Sin embargo, los historiadores que se ocupan actualmente con interés del pasado cercano, donde se camina en paralelo a la memoria, han incorporado su estudio sirviéndose de la riqueza de nuevas fuentes como el testimonio oral o los lugares de memoria. La diferencia, estaría dada fundamentalmente en que los historiadores hacen un esfuerzo por ir más alla de la memoria, sea esta individual, colectiva e incluso oficial. Construir y reconstruir una memoria histórica, basada en el estudio riguroso del pasado, sirviéndose de un cuerpo metodológico y de control que convierta en saber científico sus resultados [16]. El esfuerzo del historiador no es fácil, y sin lugar a dudas nunca acabado, pero busca ser complejo, inclusivo y crítico. Para el historiador por tanto, la memoria histórica no busca ser excluyente ni oficial, sino busca que exista un dialogo entre las diversas memorias, insertándolas en procesos históricos de más larga duración, para lo cuál el pasado y su estudio es fundamental.

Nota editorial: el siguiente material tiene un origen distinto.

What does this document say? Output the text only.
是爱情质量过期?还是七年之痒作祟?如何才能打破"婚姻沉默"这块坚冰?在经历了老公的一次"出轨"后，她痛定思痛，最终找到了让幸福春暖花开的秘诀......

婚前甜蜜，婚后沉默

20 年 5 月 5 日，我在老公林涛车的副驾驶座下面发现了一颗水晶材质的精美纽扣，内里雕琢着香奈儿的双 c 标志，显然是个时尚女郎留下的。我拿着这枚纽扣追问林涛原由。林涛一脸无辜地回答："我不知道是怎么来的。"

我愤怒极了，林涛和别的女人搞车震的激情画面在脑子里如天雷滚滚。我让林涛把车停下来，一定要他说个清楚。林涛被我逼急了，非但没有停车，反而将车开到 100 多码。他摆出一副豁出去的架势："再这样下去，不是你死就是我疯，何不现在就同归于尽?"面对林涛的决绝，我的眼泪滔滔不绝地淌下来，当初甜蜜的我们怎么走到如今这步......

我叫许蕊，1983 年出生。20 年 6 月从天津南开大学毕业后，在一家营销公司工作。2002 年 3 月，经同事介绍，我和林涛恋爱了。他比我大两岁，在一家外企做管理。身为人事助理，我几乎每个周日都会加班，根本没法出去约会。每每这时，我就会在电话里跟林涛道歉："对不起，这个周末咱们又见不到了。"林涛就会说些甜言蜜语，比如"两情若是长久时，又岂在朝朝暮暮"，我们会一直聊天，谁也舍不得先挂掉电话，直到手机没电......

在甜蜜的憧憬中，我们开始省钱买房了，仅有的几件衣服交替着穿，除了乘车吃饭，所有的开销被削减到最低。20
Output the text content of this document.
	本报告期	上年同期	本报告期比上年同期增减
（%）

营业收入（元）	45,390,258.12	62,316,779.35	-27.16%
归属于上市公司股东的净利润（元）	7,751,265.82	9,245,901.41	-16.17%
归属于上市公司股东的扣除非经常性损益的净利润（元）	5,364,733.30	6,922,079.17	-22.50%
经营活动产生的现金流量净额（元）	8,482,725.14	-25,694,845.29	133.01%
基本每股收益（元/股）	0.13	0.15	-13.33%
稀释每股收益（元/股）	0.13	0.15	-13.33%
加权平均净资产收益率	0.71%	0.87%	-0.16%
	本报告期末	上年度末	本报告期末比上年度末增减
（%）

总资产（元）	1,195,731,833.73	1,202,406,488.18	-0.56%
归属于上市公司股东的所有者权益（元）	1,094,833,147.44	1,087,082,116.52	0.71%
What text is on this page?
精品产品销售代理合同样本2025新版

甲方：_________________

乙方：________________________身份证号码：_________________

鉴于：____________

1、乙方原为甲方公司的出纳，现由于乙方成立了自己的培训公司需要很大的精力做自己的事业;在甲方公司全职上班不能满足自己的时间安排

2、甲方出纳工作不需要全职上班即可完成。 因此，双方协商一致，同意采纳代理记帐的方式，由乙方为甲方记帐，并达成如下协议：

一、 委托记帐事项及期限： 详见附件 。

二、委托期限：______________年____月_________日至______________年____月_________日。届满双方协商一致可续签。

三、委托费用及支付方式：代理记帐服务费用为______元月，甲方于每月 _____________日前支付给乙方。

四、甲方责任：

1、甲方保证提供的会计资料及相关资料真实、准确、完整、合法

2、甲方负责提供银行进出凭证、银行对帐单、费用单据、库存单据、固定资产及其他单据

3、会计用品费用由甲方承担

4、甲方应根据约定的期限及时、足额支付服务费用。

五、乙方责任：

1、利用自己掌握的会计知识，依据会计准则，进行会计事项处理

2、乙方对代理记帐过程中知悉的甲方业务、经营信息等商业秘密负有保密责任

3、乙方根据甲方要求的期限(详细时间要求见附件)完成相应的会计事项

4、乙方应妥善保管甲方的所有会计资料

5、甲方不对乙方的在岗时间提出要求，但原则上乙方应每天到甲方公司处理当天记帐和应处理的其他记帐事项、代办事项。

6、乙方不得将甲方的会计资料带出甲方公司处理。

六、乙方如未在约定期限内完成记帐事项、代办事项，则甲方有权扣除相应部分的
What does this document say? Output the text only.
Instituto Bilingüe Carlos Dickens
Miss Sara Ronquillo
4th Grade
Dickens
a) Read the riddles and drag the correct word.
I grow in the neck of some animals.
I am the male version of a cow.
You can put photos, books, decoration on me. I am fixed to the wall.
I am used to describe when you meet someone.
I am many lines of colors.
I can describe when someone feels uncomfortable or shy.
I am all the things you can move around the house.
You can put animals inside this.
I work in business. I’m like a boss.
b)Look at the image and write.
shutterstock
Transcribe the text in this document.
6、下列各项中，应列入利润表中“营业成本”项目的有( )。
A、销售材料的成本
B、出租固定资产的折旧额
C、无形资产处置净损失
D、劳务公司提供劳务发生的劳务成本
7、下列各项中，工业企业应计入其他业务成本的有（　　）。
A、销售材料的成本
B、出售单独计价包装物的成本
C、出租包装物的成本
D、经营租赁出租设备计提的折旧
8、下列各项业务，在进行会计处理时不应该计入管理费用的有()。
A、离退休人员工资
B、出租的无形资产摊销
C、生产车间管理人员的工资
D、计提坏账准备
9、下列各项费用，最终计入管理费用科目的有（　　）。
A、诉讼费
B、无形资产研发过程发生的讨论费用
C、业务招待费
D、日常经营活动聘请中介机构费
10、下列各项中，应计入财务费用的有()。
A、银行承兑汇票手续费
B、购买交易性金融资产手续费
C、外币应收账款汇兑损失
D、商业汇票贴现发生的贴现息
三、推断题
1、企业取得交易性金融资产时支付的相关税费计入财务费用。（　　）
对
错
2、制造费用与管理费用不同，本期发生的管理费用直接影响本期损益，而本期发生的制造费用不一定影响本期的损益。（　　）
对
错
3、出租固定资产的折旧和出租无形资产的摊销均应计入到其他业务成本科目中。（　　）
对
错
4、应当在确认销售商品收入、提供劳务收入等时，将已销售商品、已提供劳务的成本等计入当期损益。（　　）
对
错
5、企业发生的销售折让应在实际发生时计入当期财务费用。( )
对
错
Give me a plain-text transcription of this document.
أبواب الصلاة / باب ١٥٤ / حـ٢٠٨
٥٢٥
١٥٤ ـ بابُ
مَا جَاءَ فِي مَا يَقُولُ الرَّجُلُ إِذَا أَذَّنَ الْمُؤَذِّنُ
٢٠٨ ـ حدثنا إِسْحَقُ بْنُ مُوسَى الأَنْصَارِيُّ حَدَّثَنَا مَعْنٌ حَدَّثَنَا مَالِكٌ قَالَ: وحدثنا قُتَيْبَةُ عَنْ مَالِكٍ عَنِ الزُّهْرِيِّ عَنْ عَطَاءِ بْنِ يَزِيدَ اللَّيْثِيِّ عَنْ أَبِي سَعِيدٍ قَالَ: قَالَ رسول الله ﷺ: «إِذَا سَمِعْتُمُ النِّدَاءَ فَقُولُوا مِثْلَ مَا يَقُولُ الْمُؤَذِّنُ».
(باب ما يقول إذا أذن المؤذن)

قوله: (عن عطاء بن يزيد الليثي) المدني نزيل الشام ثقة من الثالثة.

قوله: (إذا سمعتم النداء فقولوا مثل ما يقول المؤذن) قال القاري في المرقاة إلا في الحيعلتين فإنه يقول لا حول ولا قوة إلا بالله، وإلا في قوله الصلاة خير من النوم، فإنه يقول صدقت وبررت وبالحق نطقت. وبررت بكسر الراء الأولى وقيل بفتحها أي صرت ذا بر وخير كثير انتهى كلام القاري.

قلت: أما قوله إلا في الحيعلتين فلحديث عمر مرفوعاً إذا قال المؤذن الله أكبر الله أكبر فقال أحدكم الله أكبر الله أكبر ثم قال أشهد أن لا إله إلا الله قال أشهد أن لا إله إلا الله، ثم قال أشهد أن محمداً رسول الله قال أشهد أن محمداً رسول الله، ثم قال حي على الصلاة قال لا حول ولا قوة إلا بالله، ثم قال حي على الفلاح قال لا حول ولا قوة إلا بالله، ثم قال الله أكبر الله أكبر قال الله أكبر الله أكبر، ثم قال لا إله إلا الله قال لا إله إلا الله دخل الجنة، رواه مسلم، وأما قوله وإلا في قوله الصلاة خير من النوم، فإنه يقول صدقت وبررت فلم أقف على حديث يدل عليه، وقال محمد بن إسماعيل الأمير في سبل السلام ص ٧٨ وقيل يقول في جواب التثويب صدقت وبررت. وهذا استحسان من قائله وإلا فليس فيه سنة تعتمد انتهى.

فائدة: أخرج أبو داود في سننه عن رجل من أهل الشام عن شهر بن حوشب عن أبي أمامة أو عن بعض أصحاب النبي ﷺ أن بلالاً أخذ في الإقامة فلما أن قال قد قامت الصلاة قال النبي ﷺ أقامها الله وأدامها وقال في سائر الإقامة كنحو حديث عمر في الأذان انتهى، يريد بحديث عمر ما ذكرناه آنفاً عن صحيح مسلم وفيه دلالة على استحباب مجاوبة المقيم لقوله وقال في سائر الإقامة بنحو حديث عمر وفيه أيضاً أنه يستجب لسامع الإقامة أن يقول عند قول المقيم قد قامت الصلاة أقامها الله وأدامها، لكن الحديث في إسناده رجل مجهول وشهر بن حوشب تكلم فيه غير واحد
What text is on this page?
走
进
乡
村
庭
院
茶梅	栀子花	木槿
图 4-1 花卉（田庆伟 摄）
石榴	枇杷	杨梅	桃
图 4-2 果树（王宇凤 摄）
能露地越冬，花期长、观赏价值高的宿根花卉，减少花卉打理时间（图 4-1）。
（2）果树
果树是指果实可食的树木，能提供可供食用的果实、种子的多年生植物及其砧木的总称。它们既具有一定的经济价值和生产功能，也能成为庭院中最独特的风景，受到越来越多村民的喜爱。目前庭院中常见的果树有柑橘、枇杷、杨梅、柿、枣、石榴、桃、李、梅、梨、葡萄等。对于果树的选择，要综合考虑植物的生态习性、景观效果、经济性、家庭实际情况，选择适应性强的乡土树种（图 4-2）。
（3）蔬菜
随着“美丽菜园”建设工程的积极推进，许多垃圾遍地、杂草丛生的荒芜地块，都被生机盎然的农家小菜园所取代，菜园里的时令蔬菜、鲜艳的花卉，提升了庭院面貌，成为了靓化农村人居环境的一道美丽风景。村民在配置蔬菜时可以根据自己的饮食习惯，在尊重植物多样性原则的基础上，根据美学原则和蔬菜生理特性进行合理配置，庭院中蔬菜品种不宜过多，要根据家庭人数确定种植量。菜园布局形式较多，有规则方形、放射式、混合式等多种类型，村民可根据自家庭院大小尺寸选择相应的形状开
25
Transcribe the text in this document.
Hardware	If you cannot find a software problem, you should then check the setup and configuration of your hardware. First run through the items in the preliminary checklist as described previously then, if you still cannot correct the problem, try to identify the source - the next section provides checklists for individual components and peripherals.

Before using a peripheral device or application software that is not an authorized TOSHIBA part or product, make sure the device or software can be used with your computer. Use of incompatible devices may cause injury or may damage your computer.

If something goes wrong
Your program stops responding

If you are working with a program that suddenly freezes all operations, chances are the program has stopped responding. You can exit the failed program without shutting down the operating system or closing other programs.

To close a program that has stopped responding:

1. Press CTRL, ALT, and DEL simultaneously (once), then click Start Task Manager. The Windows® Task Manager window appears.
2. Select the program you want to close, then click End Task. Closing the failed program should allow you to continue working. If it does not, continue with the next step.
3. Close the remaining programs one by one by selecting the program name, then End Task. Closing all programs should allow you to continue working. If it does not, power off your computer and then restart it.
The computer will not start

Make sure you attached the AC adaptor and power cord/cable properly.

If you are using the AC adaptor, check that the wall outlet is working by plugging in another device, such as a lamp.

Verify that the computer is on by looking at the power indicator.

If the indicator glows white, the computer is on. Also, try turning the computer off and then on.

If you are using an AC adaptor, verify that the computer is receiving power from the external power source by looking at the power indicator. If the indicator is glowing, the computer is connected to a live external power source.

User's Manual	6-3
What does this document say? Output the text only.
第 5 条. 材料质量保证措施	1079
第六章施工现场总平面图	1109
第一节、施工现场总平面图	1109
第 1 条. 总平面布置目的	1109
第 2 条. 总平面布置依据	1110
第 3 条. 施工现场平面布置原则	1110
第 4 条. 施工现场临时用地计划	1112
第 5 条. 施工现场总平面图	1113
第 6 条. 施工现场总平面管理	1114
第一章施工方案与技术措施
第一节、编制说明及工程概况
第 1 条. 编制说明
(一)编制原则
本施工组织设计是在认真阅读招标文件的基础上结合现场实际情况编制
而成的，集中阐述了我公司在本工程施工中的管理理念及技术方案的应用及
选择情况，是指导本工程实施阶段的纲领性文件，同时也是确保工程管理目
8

b.- Lo controversial: una oportunidad para el aprendizaje de la memoria histórica.
Existe un temor por enseñar lo controversial en las aulas. Cualquier indicio de un acontecimiento o proceso histórico no acabado, que no sea “verdadero” y “objetivo” es rápidamente omitido por los docentes. A su vez, que el propio profesor evita emitir cualquier opinión para no parecer sesgado o tendencioso. Así vista, la historia escolar y su enseñanza se convierte –o busca serlo- un espacio aséptico, reproduciendo lo que muchas veces sucede en las sociedades post violencia: el temor al conflicto [17].
He aquí la gran “batalla” de la didáctica de la historia en las aulas. La actitud “evitativa” que lleva a los docentes a no tratar temas contingentes o vivos [18], e incluso la falta de herramientas para hacerlo, hacen que temas como memoria histórica, derechos humanos, violencia de Estado, etc. no se estudien en clases. Esto tiene otra consecuencia aún más dramática y es que no se permite que las diversas memorias que están en juego en las sociedad y que se reproducen en los espacios escolares, tanto por formación personal como por herencia familiar, no dialoguen, se critiquen y se pongan en perspectiva histórica, todo lo cuál hace pervivir las divisiones en la sociedad.
Para superar esto, no existen recetas únicas, pero sí disposiciones humanas y profesionales que pueden llevar al docente a utilizar nuevas estrategias que integren los temas socialmente vivos. Los investigadores han señalado al respecto que los docente deben hacer un ejercicio de meta reflexión reconociendo qué actitud tiene frente a los temas controversiales, como es el caso de la memoria: ¿Es un docente que aborda los contenidos con neutralidad excluyente (especie de positivismo falso), con parcialidad excluyente (ideologización), imparcialidad neutral o imparcialidad comprometida? [19]
Para el tema que nos compete, consideramos que la actitud de imparcialidad comprometida es la que más beneficios trae, si se articula con estrategias de enseñanza acordes, como el aprendizaje basado en problemas, técnicas de historia oral, métodos indagativos, etc. ya que son los docentes, aunque suene paradojal, quienes exponiendo primero sus postulados y creencias, promueven el debate y análisis de puntos de vista distintos al de ellos, animando a los estudiantes a proponer ideas y versiones diversas del pasado y la memoria. Como señala López Facal, lo que necesitamos en las escuelas, para poder aprender de los temas controversiales y la memoria historia en específico, es que el profesor deje la comodidad de su posición neutral y asuma una actitud [20] que propongan diálogos abiertos sobre nuestra historia reciente y nuestra sociedad actual, rompiendo las barreras de visiones sesgadas y divisorias.